A little dessicant is all you need.
I am not sure what you mean by this but a little dessicant is not going to do very much. Silica (Dessicant) absorbs moisture until it's full and then does not absorb more until it's heated to allow the moisture to evaporate.
At one time I thought that dessicant was the holy grail of moisture control when in fact it's not. It is a good way to dry out latent moisture in packaging but only when the package is sealed. The size of the dessicant package has to be in proportion to the amount of moisture it should soak up from the environment.
Putting exposed dessicant packs in a car won't keep the car dry, nor will dessicant packs keep the inside of a case dry.
On top of that a reduction in moisture is not necessarily something that will prevent a cue from warping. What does that is the way it's made first and keeping it in a stable environment second.
We had a box of "Cobra" cues in our warehouse. These were Taiwanese made cues, four pointers with veneers. They had been made around 1990. They had sat in the warehouse of a well known distributor for a decade and then they came to us and sat there for another six years before I stumbled on them.
I went through the box and picked out the ones that were straight and sold them as blanks for both the butt and the shaft.
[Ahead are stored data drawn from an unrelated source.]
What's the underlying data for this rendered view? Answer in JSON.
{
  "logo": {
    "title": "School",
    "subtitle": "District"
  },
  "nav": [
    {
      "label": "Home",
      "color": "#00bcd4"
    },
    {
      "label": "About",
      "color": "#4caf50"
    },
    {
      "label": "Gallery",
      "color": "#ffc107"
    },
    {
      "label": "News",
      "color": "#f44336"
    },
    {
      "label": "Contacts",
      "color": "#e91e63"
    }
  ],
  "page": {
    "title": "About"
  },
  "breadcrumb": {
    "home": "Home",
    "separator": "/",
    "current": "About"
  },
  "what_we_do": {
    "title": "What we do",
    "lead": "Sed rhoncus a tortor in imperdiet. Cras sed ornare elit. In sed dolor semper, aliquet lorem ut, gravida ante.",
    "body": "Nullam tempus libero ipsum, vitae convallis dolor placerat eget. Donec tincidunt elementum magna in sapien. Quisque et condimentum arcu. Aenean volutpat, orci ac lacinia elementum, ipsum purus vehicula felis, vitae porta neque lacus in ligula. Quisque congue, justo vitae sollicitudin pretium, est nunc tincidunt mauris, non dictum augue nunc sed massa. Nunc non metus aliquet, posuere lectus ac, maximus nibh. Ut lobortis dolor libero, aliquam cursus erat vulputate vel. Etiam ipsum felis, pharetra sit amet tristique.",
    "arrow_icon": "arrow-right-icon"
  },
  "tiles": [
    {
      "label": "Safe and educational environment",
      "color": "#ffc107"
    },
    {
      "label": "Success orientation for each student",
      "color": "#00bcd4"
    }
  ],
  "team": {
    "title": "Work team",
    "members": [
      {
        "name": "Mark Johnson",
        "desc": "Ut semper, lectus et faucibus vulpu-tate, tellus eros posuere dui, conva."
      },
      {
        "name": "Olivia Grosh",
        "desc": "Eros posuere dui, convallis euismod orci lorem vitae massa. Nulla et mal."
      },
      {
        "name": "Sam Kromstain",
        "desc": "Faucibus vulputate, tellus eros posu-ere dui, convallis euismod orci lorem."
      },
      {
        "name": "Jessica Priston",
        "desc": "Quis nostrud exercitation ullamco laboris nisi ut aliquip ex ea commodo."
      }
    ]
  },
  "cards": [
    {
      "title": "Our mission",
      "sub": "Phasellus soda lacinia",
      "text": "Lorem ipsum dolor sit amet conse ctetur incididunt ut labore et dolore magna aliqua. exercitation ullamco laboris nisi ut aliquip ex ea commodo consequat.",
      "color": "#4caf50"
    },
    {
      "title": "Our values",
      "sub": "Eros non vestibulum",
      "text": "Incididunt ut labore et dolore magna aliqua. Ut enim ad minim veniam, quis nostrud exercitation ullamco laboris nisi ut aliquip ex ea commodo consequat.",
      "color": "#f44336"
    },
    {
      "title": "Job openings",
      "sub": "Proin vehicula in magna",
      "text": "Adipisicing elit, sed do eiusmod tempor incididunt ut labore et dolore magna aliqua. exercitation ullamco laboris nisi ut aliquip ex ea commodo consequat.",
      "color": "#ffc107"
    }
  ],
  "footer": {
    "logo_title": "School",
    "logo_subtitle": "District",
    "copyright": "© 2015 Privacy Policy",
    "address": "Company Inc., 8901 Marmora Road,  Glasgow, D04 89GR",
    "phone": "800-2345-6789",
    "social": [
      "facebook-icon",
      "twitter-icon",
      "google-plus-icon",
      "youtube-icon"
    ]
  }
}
Out of 50 cues probably 20 or so were dead straight and the others had varying degrees of warp to them. The point being is here you have examples of cues with which no particular care was taken to season the wood - all sitting in the same environment - for 16 years and some were dead straight and others were not.
I certainly believe, and my own primitive R&D confirms this, that a cue case can slow down the change in temperature and allow the cue to acclimate a slower pace. I also know that cases act as a moisture barrier, not letting more in and preventing what's inside from escaping quickly. This is dependent on the position of the case and the where the heat source is.
But I do not believe that a case protects against warping to any great degree. To a small degree certainly as anything which is a barrier to a heat or cold source is going to protect the cue that much more from whatever the heat source might do to it.
I do tend to think that it's not a good idea to leave cues in environments which are known to affect wood. I don't think anyone has any hard data on what the effects of keeping cues in hot trunks are. We all have the anecdotal stories of people who left their cues in the trunk and when they opened it later the cues were warped and the inlays popped.
To me that is just an example of the heat making the inevitable happen faster. But that's just my opinion on it. I know for a fact that I have had cues live in the trunk for months with no ill effects while others did not survive a few days.
My advice is still the same - insulate around the case if it's to be kept in the trunk and at least then you know that the temperature of the cues will change much slower and be closer to room temperature when you take the case back into a building.